Today's edition of the Wall Street Journal has an article worth reading by Ian McDonald: "Mutual Funds Grateful for Automatic Pilots." The article discusses the impact 401(k) automatic deferrals had on the mutual fund industry last year. Normally investments coming…

Today’s edition of the Wall Street Journal has an article worth reading by Ian McDonald: “Mutual Funds Grateful for Automatic Pilots.” The article discusses the impact 401(k) automatic deferrals had on the mutual fund industry last year. Normally investments coming from tax-deferred retirement plans, like a 401(k) or 457 plan, represent only 15% to 20% of money that has flowed into stock, bond and money market mutual funds. Last year, due to the downturn in stocks, investments from such accounts now represent a “full 85% of all net buying of mutual funds in 2002.” That’s because stock funds suffered “$54 billion in net outflows from nonretirement accounts” according to the article which discusses a report from the Investment Company Institute, the fund industry’s largest trade group. What is driving the numbers, according to the article, is the automatic payroll deduction.

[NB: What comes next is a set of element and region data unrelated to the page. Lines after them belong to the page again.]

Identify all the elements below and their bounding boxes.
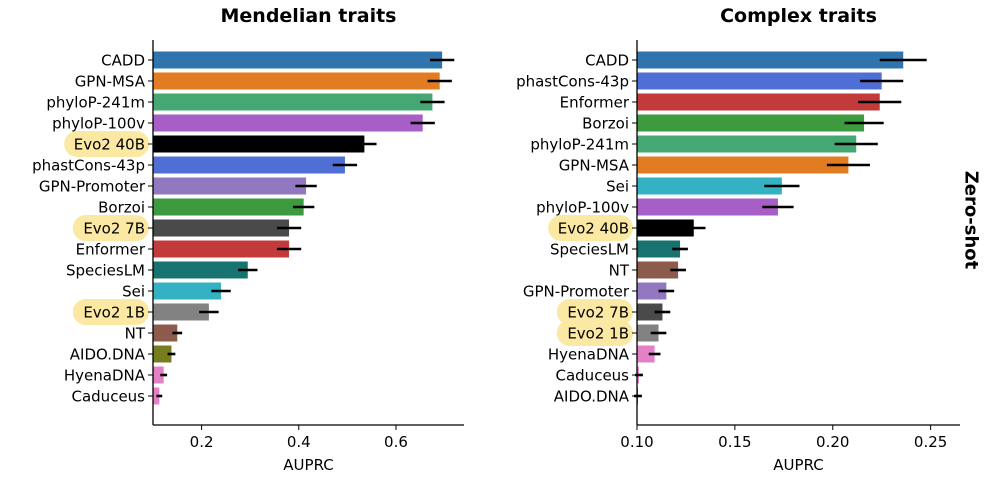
category-label: Evo2 1B: [567, 325, 629, 343]
category-label: GPN-MSA: [559, 157, 630, 175]
category-label: phyloP-241m: [46, 94, 145, 112]
category-label: AIDO.DNA: [554, 388, 630, 406]
category-label: CADD: [101, 52, 145, 70]
bar: [153, 282, 222, 300]
category-label: GPN-MSA: [75, 73, 146, 91]
x-axis-label: AUPRC: [773, 456, 823, 474]
x-tick-label: 0.20: [816, 433, 849, 451]
category-label: Evo2 7B: [567, 304, 629, 322]
x-tick-label: 0.2: [190, 433, 214, 451]
category-label: Evo2 7B: [83, 220, 145, 238]
chart-title: Mendelian traits: [221, 5, 397, 27]
bar: [637, 345, 655, 363]
category-label: HyenaDNA: [548, 346, 630, 364]
bar: [637, 261, 679, 279]
highlight-pill: [556, 299, 633, 325]
bar: [637, 240, 681, 258]
bar: [153, 345, 172, 363]
category-label: Evo2 1B: [83, 304, 145, 322]
bar: [153, 324, 178, 342]
bar: [637, 156, 849, 174]
bar: [637, 324, 659, 342]
bar: [637, 303, 663, 321]
category-label: Borzoi: [582, 115, 629, 133]
category-label: Enformer: [560, 94, 630, 112]
category-label: SpeciesLM: [66, 262, 145, 280]
side-label-text: Zero-shot: [960, 170, 982, 270]
category-label: Enformer: [76, 241, 146, 259]
bar: [637, 93, 880, 111]
bar: [637, 114, 865, 132]
highlight-pill: [72, 299, 149, 325]
highlight-pill: [548, 215, 633, 241]
category-label: Evo2 40B: [558, 220, 629, 238]
side-label: Zero-shot: [946, 120, 996, 320]
bar: [153, 261, 248, 279]
bar: [153, 387, 160, 405]
bar: [153, 114, 423, 132]
category-label: phastCons-43p: [32, 157, 145, 175]
bar: [153, 366, 164, 384]
x-axis-label: AUPRC: [283, 456, 333, 474]
category-label: NT: [125, 325, 146, 343]
highlight-pill: [72, 215, 149, 241]
bar: [153, 198, 304, 216]
category-label: CADD: [585, 52, 629, 70]
bar: [637, 282, 667, 300]
chart-panel-1: Mendelian traits CADD GPN-MSA phyloP-241m ph…: [32, 5, 464, 474]
category-label: phyloP-100v: [536, 199, 629, 217]
bar: [153, 93, 433, 111]
category-label: Caduceus: [72, 388, 146, 406]
category-label: phastCons-43p: [516, 73, 629, 91]
x-tick-label: 0.15: [718, 433, 751, 451]
category-label: Sei: [606, 178, 629, 196]
bar: [153, 177, 307, 195]
x-tick-label: 0.25: [914, 433, 947, 451]
bar: [637, 135, 857, 153]
bar: [153, 303, 209, 321]
category-label: phyloP-241m: [530, 136, 629, 154]
category-label: SpeciesLM: [550, 241, 629, 259]
bar: [637, 198, 778, 216]
bar: [153, 240, 290, 258]
highlight-pill: [64, 131, 149, 157]
chart-panel-2: Complex traits CADD phastCons-43p Enformer B…: [516, 5, 960, 474]
bar: [637, 72, 882, 90]
x-tick-label: 0.4: [287, 433, 311, 451]
bar: [153, 219, 290, 237]
category-label: GPN-Promoter: [523, 283, 630, 301]
category-label: HyenaDNA: [64, 367, 146, 385]
category-label: Caduceus: [556, 367, 630, 385]
category-label: Evo2 40B: [74, 136, 145, 154]
bar: [637, 219, 694, 237]
bar: [637, 177, 782, 195]
bar: [153, 51, 443, 69]
category-label: NT: [609, 262, 630, 280]
bar: [153, 135, 365, 153]
x-tick-label: 0.10: [620, 433, 653, 451]
bar: [637, 51, 904, 69]
category-label: Borzoi: [98, 199, 145, 217]
category-label: Sei: [122, 283, 145, 301]
category-label: phyloP-100v: [52, 115, 145, 133]
bar: [153, 72, 440, 90]
category-label: GPN-Promoter: [39, 178, 146, 196]
bar: [153, 156, 345, 174]
category-label: AIDO.DNA: [70, 346, 146, 364]
x-tick-label: 0.6: [384, 433, 408, 451]
highlight-pill: [556, 320, 633, 346]
chart-title: Complex traits: [720, 5, 877, 27]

The article reports Chris Brown, a retirement product analyst with Boston fund consultant Financial Research Corporation, as saying that without automatic deductions “there’s just no way people would write a check every week or two in a bear market.”

A very important factor to consider in the whole analysis would be the impact that company matching had on the continued influx of such deferrals during the bear market. Did participants for the most part continue their deferrals during the bear market in plans where there was no company match?